Remember dowsing for coins as a kid.

2 biro tubes and a straightened wire coathanger cut in half and folded into "L" shapes. Short end went into the Biro "handles" I went out the room and my brother would hide a coin under the large rug in the front room. Methodically walking over the rug holding the wires parallel, as soon as I went over the coin they would cross. Worked every time. I think it was shown on Blue Peter or perhaps HOW which is why we tried it.

There's far more going on in the world than "science" can manifest reasons for.

Reply to
www.GymRatZ.co.uk

And yet no-one claimed James Randi's 1 million dollars between 1964 and the challenge ending in 2015. Strange considering how many people swear they are successful dowsers.

Reply to
Reentrant

Hmmm.....perhaps the attempts to measure it interfere with the mechanism?

Cheers

Dave R

Reply to
David

About 10 years ago while visiting (a slightly eccentric) cousin in a remote part of Norfolk I happened to mention an interest in dowsing, having read and been fascinated by it for years and watched several TV demonstrations.

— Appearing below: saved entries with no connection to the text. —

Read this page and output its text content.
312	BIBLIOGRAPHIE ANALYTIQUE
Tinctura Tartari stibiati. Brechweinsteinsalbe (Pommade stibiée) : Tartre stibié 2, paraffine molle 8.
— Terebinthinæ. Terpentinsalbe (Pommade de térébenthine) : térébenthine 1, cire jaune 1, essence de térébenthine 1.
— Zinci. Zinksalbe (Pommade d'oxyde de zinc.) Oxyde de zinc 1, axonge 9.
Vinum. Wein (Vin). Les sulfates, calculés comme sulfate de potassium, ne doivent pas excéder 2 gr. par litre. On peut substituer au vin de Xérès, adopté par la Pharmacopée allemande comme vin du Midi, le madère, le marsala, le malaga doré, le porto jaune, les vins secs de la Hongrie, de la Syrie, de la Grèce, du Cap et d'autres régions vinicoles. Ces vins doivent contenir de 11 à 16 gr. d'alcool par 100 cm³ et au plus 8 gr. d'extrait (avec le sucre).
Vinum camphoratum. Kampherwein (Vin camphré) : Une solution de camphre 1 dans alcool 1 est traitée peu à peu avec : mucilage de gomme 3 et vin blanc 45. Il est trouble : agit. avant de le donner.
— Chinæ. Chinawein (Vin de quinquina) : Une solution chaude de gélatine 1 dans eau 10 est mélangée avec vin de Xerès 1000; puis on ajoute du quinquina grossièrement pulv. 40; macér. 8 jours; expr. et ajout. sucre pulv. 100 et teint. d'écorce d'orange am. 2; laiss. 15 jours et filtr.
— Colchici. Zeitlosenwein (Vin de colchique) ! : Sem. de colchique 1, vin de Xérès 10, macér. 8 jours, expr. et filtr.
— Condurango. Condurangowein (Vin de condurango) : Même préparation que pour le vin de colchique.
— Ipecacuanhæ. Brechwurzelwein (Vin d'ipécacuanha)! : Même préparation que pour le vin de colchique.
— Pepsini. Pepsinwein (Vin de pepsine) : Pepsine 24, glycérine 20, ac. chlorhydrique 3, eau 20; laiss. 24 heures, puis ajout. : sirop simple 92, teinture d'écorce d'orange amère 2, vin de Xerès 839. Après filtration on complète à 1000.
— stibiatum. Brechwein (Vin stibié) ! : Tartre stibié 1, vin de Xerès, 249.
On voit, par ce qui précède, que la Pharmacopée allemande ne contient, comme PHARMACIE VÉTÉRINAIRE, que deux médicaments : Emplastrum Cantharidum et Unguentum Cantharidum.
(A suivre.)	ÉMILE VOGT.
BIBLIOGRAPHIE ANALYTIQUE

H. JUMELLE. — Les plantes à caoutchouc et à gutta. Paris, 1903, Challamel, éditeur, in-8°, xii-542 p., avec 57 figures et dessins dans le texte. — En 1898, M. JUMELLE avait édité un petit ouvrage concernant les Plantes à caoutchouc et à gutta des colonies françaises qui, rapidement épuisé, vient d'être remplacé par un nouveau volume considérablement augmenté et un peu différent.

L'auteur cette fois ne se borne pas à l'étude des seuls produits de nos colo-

She said 'I have dowsing rods' and sent her boyfriend to locate them. For about ten minutes I behaved like a lawn mower moving back and forth but with narry a tremor.

When I complained she said 'try over there', pointing to a strip of lawn between two flower beds. To my amazement the damned rods went ballistic. I could not control them. I tried it several times.

Experiments twenty or thirty years ago seemed to prove that some tiny muscles or nerves in our wrists respond to small magnetic fields. apparently underground streams crossing each other will throw up a magnetic disturbance that can trigger the muscles/nerves.

Not long ago while walking tin the gardens of Bury St Edmundsbury Cathedral, I came across a young man dowsing. He didn't need any rods. He was apparently extremely sensitive.

You do no need anything special and L shaped artefact that has a short arm that you hold over your fingers with the long arm pointing away from you, gently prevented from falling by your thumb.

Just experiment. You will be surprised.